P. Morris: OKFocus's lens is through technology, that perspective is really heavy in their work, and it's definitely a component to my music and identity as an artist. So conceptually we had that digital common ground.

Ryder Ripps: There’s also a human element to (your) music, which I think we share.

P. Morris: Yeah, a lot of my preoccupation is trying to reconcile digital elements that I love about current popular music with the timeless qualities of recorded live instruments like strings.

Ryder Ripps: That tactility is something I like about art that uses technology... it should be about an artist emoting through technology, which is a constant struggle. Some electronic based art is purely a celebration of technology, showmanship or something.

P. Morris: Yeah totally, a lot of that electronic based art is pure artifice.

Ryder Ripps: I wanted to do a Streetview music video for a while.. proof of concept here.

P. Morris: The music came first.

Ryder Ripps: Then we found scenes around the world in Google Streetview that matched.

P. Morris: I had the majority of the mixtape sort of composed by the time I got in contact with Ryder for the website. We spent a couple months going back and forth sharing different locations via Google Docs.

Ryder Ripps: How did you write? Was there a structure predefined or was it more sample-based? Also what’s your process with sequencing? Do you start with a loop or a larger sketch?

P. Morris: Orchestration and arrangement are really my preoccupation when it comes to writing music. My ear has really always been more attuned to timbre and instrumentation and it's something I've been learning to embrace... I feel like the current music climate is dominated by "fat beats" and "sick bass" blah blah, but I'm coming from sort of a forgotten school where the instrumentation is the story, or the focal point of the music.

For a lot of the material on Debut, I started with just raw beats, all in Ableton. I started writing a majority of it in 2011 when my resources were a little more limited. But halfway through it, things started to pick up so I was able to come to LA and record some live instrumentation with an ensemble put together by my collaborator, Mocky. Via Mocky, we were able to co-arrange some orchestral stuff, which I think is most apparent on the song "Breakfast at Richmans", but it's scattered throughout the record. To answer your question though Ryder, I really try to break the loop. Being a melody guy, I sit down in front of the piano or the Fender Rhodes and I pound out the basis of the song until I stumble upon a progression that makes sense, and then I try to ease the digital aspects in until there's a seamless balance.

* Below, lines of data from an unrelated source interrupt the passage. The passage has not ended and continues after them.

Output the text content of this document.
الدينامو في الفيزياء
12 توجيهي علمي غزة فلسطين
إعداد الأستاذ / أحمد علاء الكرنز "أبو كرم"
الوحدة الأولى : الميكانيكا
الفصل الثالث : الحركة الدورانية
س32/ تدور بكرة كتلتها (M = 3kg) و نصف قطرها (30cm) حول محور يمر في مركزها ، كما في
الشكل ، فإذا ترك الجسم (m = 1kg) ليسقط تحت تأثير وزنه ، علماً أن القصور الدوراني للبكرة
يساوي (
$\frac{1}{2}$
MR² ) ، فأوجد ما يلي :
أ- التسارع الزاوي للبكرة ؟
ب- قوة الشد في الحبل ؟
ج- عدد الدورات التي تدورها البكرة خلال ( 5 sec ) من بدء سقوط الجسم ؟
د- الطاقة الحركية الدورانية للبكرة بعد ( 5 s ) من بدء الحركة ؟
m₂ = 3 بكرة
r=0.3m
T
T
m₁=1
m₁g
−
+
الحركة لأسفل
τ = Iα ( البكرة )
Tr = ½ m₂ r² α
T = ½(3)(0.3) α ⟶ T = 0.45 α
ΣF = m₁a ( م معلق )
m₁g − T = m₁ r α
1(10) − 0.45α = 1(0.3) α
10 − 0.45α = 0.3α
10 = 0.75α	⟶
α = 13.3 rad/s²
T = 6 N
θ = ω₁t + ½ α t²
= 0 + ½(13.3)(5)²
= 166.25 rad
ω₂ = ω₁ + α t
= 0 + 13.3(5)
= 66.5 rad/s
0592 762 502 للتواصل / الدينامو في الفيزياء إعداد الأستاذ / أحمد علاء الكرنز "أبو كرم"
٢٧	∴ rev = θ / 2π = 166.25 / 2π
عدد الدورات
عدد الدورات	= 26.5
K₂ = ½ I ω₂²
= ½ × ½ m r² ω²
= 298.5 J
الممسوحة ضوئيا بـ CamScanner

I thought a visual element was imperative, as its mostly an instrumental release, that visual will be really necessary in terms of creating a context that the average listener will be able to relate with. Also though, I wanted people to be able to imagine the music as a companion to whatever the listener might be doing...That Mars link Ryder dropped, it was literally inside a bodega. Then the idea sort of evolved in my head, to be more regal, palatial. Which I think brought us to some more luxurious locations. Ryder, how did you go about finding some of those crazy remote outdoor locations?

Ryder Ripps: There are some Streetview blogs that list cool locations, other ones I found by going through Streetview photographers’ portfolios, and some just putting the marker in remote places and thinking "wonder what it’s like over yonder". I think we were attracted to simulating a Myst-like experience.

Google Streetview for many is a purely practical thing... even if they have seen Streetview art and such, rarely do people do Streetview tourism... which is a shame. It’s so crazy how you can see a very realistic depiction of so many places on earth.

P. Morris: Omg, I used to play the shit out of Riven and Myst both, never knew this about you.

Ryder Ripps: I was also into Half Life and Tetris.

P. Morris: How long did it take you to put everything together in the form that we see today, Ryder? Speaking specifically on the programming end, I know that shit had to be time-consuming.

Ryder Ripps: The basic site we put together in a day or so... lots of tweaks and deciding the locations and minor edits to interface. But the true answer is 58 years. Takes lifetimes to be this fresh.